TUMBY BAY - There were very few kiaps who didn’t have a big sense of humour. This was understandable.
They had been given the monumental task of bringing Papua and New Guinea to self-government and eventual independence on a mean shoestring budget grudgingly doled out by the bloody-minded mandarins in Canberra.
Most kiaps managed to keep their private opinions under control and only discussed them among themselves. This internal dialogue within the ranks was often tinged with a heady mixture of humour, scepticism and cynicism.
And among the ranks of that august body of field officers there were those who excelled at quick and pointed repartee.

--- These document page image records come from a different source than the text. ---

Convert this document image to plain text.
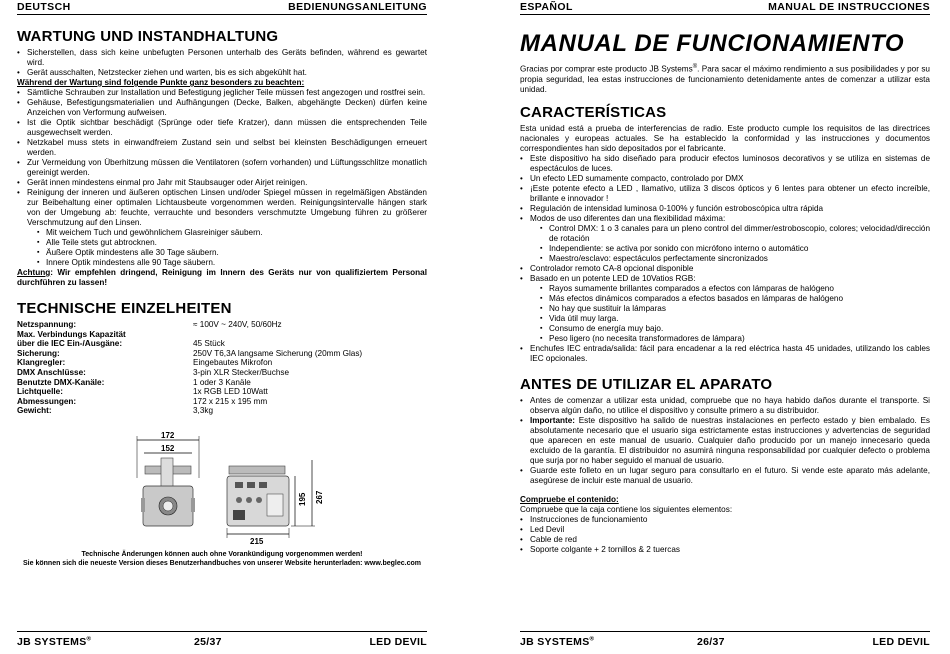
DEUTSCH	BEDIENUNGSANLEITUNG
WARTUNG UND INSTANDHALTUNG
• Sicherstellen, dass sich keine unbefugten Personen unterhalb des Geräts befinden, während es gewartet wird.
• Gerät ausschalten, Netzstecker ziehen und warten, bis es sich abgekühlt hat.
Während der Wartung sind folgende Punkte ganz besonders zu beachten:
• Sämtliche Schrauben zur Installation und Befestigung jeglicher Teile müssen fest angezogen und rostfrei sein.
• Gehäuse, Befestigungsmaterialien und Aufhängungen (Decke, Balken, abgehängte Decken) dürfen keine Anzeichen von Verformung aufweisen.
• Ist die Optik sichtbar beschädigt (Sprünge oder tiefe Kratzer), dann müssen die entsprechenden Teile ausgewechselt werden.
• Netzkabel muss stets in einwandfreiem Zustand sein und selbst bei kleinsten Beschädigungen erneuert werden.
• Zur Vermeidung von Überhitzung müssen die Ventilatoren (sofern vorhanden) und Lüftungsschlitze monatlich gereinigt werden.
• Gerät innen mindestens einmal pro Jahr mit Staubsauger oder Airjet reinigen.
• Reinigung der inneren und äußeren optischen Linsen und/oder Spiegel müssen in regelmäßigen Abständen zur Beibehaltung einer optimalen Lichtausbeute vorgenommen werden. Reinigungsintervalle hängen stark von der Umgebung ab: feuchte, verrauchte und besonders verschmutzte Umgebung führen zu größerer Verschmutzung auf den Linsen.
▪ Mit weichem Tuch und gewöhnlichem Glasreiniger säubern.
▪ Alle Teile stets gut abtrocknen.
▪ Äußere Optik mindestens alle 30 Tage säubern.
▪ Innere Optik mindestens alle 90 Tage säubern.
Achtung: Wir empfehlen dringend, Reinigung im Innern des Geräts nur von qualifiziertem Personal durchführen zu lassen!
TECHNISCHE EINZELHEITEN
Netzspannung:	≈ 100V ~ 240V, 50/60Hz
Max. Verbindungs Kapazität	
über die IEC Ein-/Ausgäne:	45 Stück
Sicherung:	250V T6,3A langsame Sicherung (20mm Glas)
Klangregler:	Eingebautes Mikrofon
DMX Anschlüsse:	3-pin XLR Stecker/Buchse
Benutzte DMX-Kanäle:	1 oder 3 Kanäle
Lichtquelle:	1x RGB LED 10Watt
Abmessungen:	172 x 215 x 195 mm
Gewicht:	3,3kg
172
152
195 267
215
Technische Änderungen können auch ohne Vorankündigung vorgenommen werden!
Sie können sich die neueste Version dieses Benutzerhandbuches von unserer Website herunterladen: www.beglec.com
JB SYSTEMS®	25/37	LED DEVIL
ESPAÑOL	MANUAL DE INSTRUCCIONES
MANUAL DE FUNCIONAMIENTO
Gracias por comprar este producto JB Systems®. Para sacar el máximo rendimiento a sus posibilidades y por su propia seguridad, lea estas instrucciones de funcionamiento detenidamente antes de comenzar a utilizar esta unidad.
CARACTERÍSTICAS
Esta unidad está a prueba de interferencias de radio. Este producto cumple los requisitos de las directrices nacionales y europeas actuales. Se ha establecido la conformidad y las instrucciones y documentos correspondientes han sido depositados por el fabricante.
• Este dispositivo ha sido diseñado para producir efectos luminosos decorativos y se utiliza en sistemas de espectáculos de luces.
• Un efecto LED sumamente compacto, controlado por DMX
• ¡Este potente efecto a LED , llamativo, utiliza 3 discos ópticos y 6 lentes para obtener un efecto increíble, brillante e innovador !
• Regulación de intensidad luminosa 0-100% y función estroboscópica ultra rápida
• Modos de uso diferentes dan una flexibilidad máxima:
▪ Control DMX: 1 o 3 canales para un pleno control del dimmer/estroboscopio, colores; velocidad/dirección de rotación
▪ Independiente: se activa por sonido con micrófono interno o automático
▪ Maestro/esclavo: espectáculos perfectamente sincronizados
• Controlador remoto CA-8 opcional disponible
• Basado en un potente LED de 10Vatios RGB:
▪ Rayos sumamente brillantes comparados a efectos con lámparas de halógeno
▪ Más efectos dinámicos comparados a efectos basados en lámparas de halógeno
▪ No hay que sustituir la lámparas
▪ Vida útil muy larga.
▪ Consumo de energía muy bajo.
▪ Peso ligero (no necesita transformadores de lámpara)
• Enchufes IEC entrada/salida: fácil para encadenar a la red eléctrica hasta 45 unidades, utilizando los cables IEC opcionales.
ANTES DE UTILIZAR EL APARATO
• Antes de comenzar a utilizar esta unidad, compruebe que no haya habido daños durante el transporte. Si observa algún daño, no utilice el dispositivo y consulte primero a su distribuidor.
• Importante: Este dispositivo ha salido de nuestras instalaciones en perfecto estado y bien embalado. Es absolutamente necesario que el usuario siga estrictamente estas instrucciones y advertencias de seguridad que aparecen en este manual de usuario. Cualquier daño producido por un manejo innecesario queda excluido de la garantía. El distribuidor no asumirá ninguna responsabilidad por cualquier defecto o problema que surja por no haber seguido el manual de usuario.
• Guarde este folleto en un lugar seguro para consultarlo en el futuro. Si vende este aparato más adelante, asegúrese de incluir este manual de usuario.
Compruebe el contenido:
Compruebe que la caja contiene los siguientes elementos:
• Instrucciones de funcionamiento
• Led Devil
• Cable de red
• Soporte colgante + 2 tornillos & 2 tuercas
JB SYSTEMS®	26/37	LED DEVIL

There were many targets but particularly the letters, memos and reports they had to prepare for their superiors.
I must admit I indulged in this pastime myself. But while despatching patrol reports written in rhyming couplets gave a certain satisfaction it tended to limit one’s opportunities for promotion.
I never got close to Malcolm ‘Chips’ Mackellar however. He could sneak up on headquarters with a seemingly innocuous missive that only bit them when they tripped over it.
On other occasions he could be more direct.
Here is an example in his own words…..
The occasion was a meeting in the District Office at Lae to discuss the proposed road from Wantoat Patrol Post in the mountains behind Lae, to Leron on the coastal plain.
I had pegged out a properly graded route up the mountains, but as there were no funds to build a major road, I told the local Council (of which I was the advisor) they should as time permitted and with voluntary labour, construct a walking track along the route, and that when funds became available this track could be expanded into a vehicular road.
This was the way we had built roads in the Highlands when there was no money: first a walking track, than a bicycle track, then a motorbike track, then a four- wheel drive road, then a full vehicular road.
Of course it took a long time from track to road. But that was the way we did it, when there were no funds.
The member of parliament for this part of the Morobe District was Tom Leahy from the famous Leahy dynasty. He wanted the road built quickly to service his constituents, and for good reason he was not happy with the slow pace of construction.
So one thing led to another and a conference was called in Lae, chaired by District Commissioner Ron Galloway. Also in attendance was Deputy District Commissioner Graham Hardy, Senior Local Government Officer John Biltris, Julian Lee a Public Works Department engineer, a local planter named Spreag ( I have forgotten his first name), and also the Wantoat kiap.
The conference was a waste of time because there were no funds to build the kind of road Tom Leahy wanted, and in any case the terrain was subject to landslides so extensive buttresses would have been required.
So taking all things into consideration, I was told to report back to the Council advising them of the result of the conference, and of my advice on how to proceed with the road construction.
I was asked to supply District HQ with a copy of my advice to the council. So I did, and I attach a copy of that advice here.
However, I have to tell you that like Saint Paul when he wrote to the Corinthians, there was no reply.
There were Messrs Galloway, and Hardy,
And Tom Leahy from the House,
And Simpson down from Wantoat,
And Spreag the former scouse.
Came Julian Lee from PWD,
And Biltris from the pub,
All politicians, technocrats,
Or kiaps from the scrub.
Our task was pure and simple,
To decide what sort of load,
Should eventually traverse
The Wantoat - Leron road.
But Spreag confused the issue,
By declaring kiaps lazy,
With insults, threats and loud abuse,
And arguments plain crazy.
The issue then became obscured,
And logic soon was lost,
And a decision made to build the road,
At enormous senseless cost
Within a year it will collapse,
To a narrow walking track,
And no amount of shovel work
Will bring the road then back.
This decision does not bind you,
And I suggest you do not heed it,
But build instead a walking track,
And expand this when you need it.
Pay no attention to demands,
As to what should be the mode,
But do whatever you think best,
On the Wantoat - Leron road.
The outcome, of course, was predictable.
In Chips’ own words, “And then I was transferred to Menyamya”.